The Walker Art Center even had a film festival last year celebrating cat videos, which it dubbed “one of the internet’s most popular phenomena.”

Stalking cat has 38 million views.

Perhaps it’s not just people on the internet who love silly cats, but people in general. All people. Even pre-internet people—vid and img deprived societies of yore.

With that in mind, check out this figurine of a big cat spanking a little cat with a stick. It’s in the collection of Cooper-Hewitt, National Design Museum. Yup.

Around the office at the Museum, we love looking at this thing. In meetings, when we’re talking about this or that project/interface/video/exhibition featuring collection objects, Spanking Cat is often suggested for use as a demonstration item. When I draw wireframes, Spanking Cat is right in there as my placeholder image. Et cetera.

One particularly punchy day, we indulged in a few YouTube vids of people actually spanking their cats. Apparently this is a thing. I had no idea.

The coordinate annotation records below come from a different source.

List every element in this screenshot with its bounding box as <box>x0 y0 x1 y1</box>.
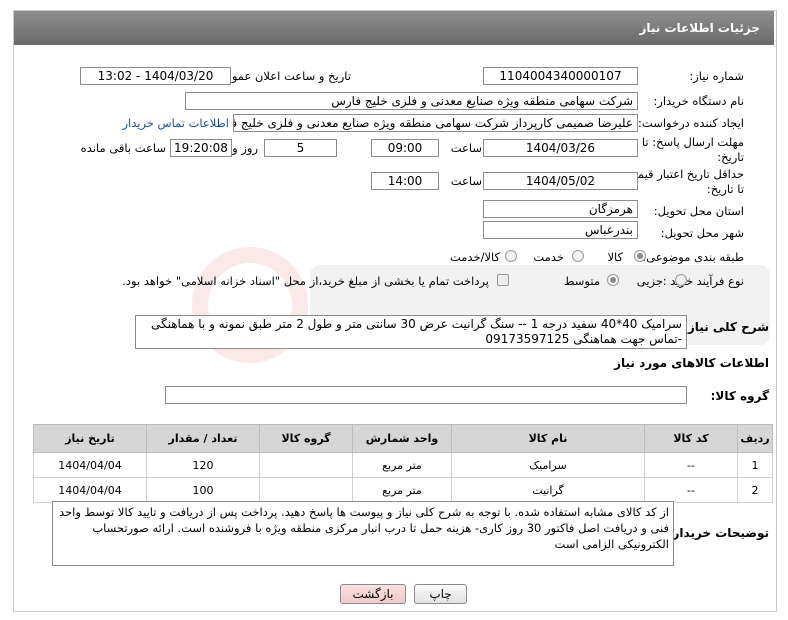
goods-name: گرانیت <box>451 477 645 503</box>
deadline-time-label: ساعت <box>450 141 482 155</box>
need-number-field: 1104004340000107 <box>483 67 638 85</box>
province-label: استان محل تحویل: <box>653 204 744 218</box>
col-need-date: تاریخ نیاز <box>33 424 147 453</box>
panel-header: جزئیات اطلاعات نیاز <box>14 11 774 45</box>
table-row: 1 -- سرامیک متر مربع 120 1404/04/04 <box>33 452 773 478</box>
row-number: 1 <box>737 452 773 478</box>
goods-group <box>259 477 353 503</box>
validity-label-line1: حداقل تاریخ اعتبار قیمت: <box>622 167 744 181</box>
deadline-label-line1: مهلت ارسال پاسخ: تا <box>641 135 744 149</box>
col-goods-group: گروه کالا <box>259 424 353 453</box>
process-option-minor: جزیی <box>636 274 663 288</box>
city-field: بندرعباس <box>483 221 638 239</box>
buyer-contact-link[interactable]: اطلاعات تماس خریدار <box>122 116 229 130</box>
row-number: 2 <box>737 477 773 503</box>
goods-code: -- <box>644 452 738 478</box>
buyer-org-field: شرکت سهامی منطقه ویژه صنایع معدنی و فلزی… <box>185 92 638 110</box>
creator-field: علیرضا صمیمی کارپرداز شرکت سهامی منطقه و… <box>233 114 638 132</box>
remaining-time-label: ساعت باقی مانده <box>80 141 166 155</box>
print-button[interactable]: چاپ <box>414 584 467 604</box>
deadline-date-field: 1404/03/26 <box>483 139 638 157</box>
category-option-goods: کالا <box>607 250 623 264</box>
buyer-label: نام دستگاه خریدار: <box>653 94 744 108</box>
description-textarea[interactable]: سرامیک 40*40 سفید درجه 1 -- سنگ گرانیت ع… <box>135 315 687 349</box>
back-button[interactable]: بازگشت <box>340 584 406 604</box>
city-label: شهر محل تحویل: <box>660 226 744 240</box>
col-unit: واحد شمارش <box>352 424 452 453</box>
goods-group-label: گروه کالا: <box>710 389 769 403</box>
announce-datetime-field: 1404/03/20 - 13:02 <box>80 67 231 85</box>
quantity: 100 <box>146 477 260 503</box>
quantity: 120 <box>146 452 260 478</box>
goods-group <box>259 452 353 478</box>
validity-time-label: ساعت <box>450 174 482 188</box>
validity-time-field: 14:00 <box>371 172 439 190</box>
process-radio-medium[interactable] <box>607 274 619 286</box>
deadline-label-line2: تاریخ: <box>717 150 744 164</box>
remaining-time-field: 19:20:08 <box>170 139 232 157</box>
category-label: طبقه بندی موضوعی: <box>642 250 744 264</box>
category-radio-goods-service[interactable] <box>505 250 517 262</box>
deadline-time-field: 09:00 <box>371 139 439 157</box>
category-option-goods-service: کالا/خدمت <box>449 250 500 264</box>
col-quantity: تعداد / مقدار <box>146 424 260 453</box>
table-header-row: ردیف کد کالا نام کالا واحد شمارش گروه کا… <box>33 424 773 453</box>
treasury-checkbox[interactable] <box>497 274 509 286</box>
category-radio-goods[interactable] <box>634 250 646 262</box>
col-row-number: ردیف <box>737 424 773 453</box>
col-goods-code: کد کالا <box>644 424 738 453</box>
items-table: ردیف کد کالا نام کالا واحد شمارش گروه کا… <box>33 424 773 503</box>
goods-name: سرامیک <box>451 452 645 478</box>
days-remaining-field: 5 <box>264 139 337 157</box>
goods-section-title: اطلاعات کالاهای مورد نیاز <box>614 356 769 370</box>
category-radio-service[interactable] <box>572 250 584 262</box>
process-radio-minor[interactable] <box>675 274 687 286</box>
validity-label-line2: تا تاریخ: <box>706 182 744 196</box>
category-option-service: خدمت <box>533 250 564 264</box>
col-goods-name: نام کالا <box>451 424 645 453</box>
treasury-payment-note: پرداخت تمام یا بخشی از مبلغ خرید،از محل … <box>122 274 489 288</box>
days-word-label: روز و <box>232 141 258 155</box>
buyer-notes-label: توضیحات خریدار: <box>667 526 769 540</box>
need-date: 1404/04/04 <box>33 477 147 503</box>
goods-code: -- <box>644 477 738 503</box>
goods-group-field <box>165 386 687 404</box>
table-row: 2 -- گرانیت متر مربع 100 1404/04/04 <box>33 477 773 503</box>
creator-label: ایجاد کننده درخواست: <box>638 116 744 130</box>
need-number-label: شماره نیاز: <box>689 69 744 83</box>
announce-label: تاریخ و ساعت اعلان عمومی: <box>212 69 351 83</box>
unit: متر مربع <box>352 452 452 478</box>
unit: متر مربع <box>352 477 452 503</box>
validity-date-field: 1404/05/02 <box>483 172 638 190</box>
province-field: هرمزگان <box>483 200 638 218</box>
buyer-notes-textarea[interactable]: از کد کالای مشابه استفاده شده. با توجه ب… <box>52 501 674 566</box>
description-label: شرح کلی نیاز: <box>683 320 769 334</box>
process-option-medium: متوسط <box>563 274 600 288</box>
need-date: 1404/04/04 <box>33 452 147 478</box>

After said silliness subsided, a serious question arose: what is the design function of Spanking Cat?

Now that we’ve learned how much cats actually love to be spanked—seriously—perhaps the miniature was intended as a reminder to a cat owner to spank his cats once in a while to make them happy. While little is known about this figurine, it may represent the anthropomorphizing of animals common in the Victorian era, which depicted animals as mannered beings that followed social and moral codes. I think the statue is a whimsical allegory for human parenting.

The Museum database tells us that this statue was chosen by IDEO when the firm did a “Collections Selects” exhibition in 2007 (Collections Selects exhibitions allow renowned people and/or organizations to hand-pick a few collection objects from over 200,000 for public display). It was suggested that it must be a database mistake—why would an esteemed firm such as IDEO choose such a weird tchotchke for their exhibition? I am sure that they chose it for kitsch appeal.

Historical mysteries aside, I think Spanking Cat’s teachable moment is that humans have always loved weird cats, even before the internet.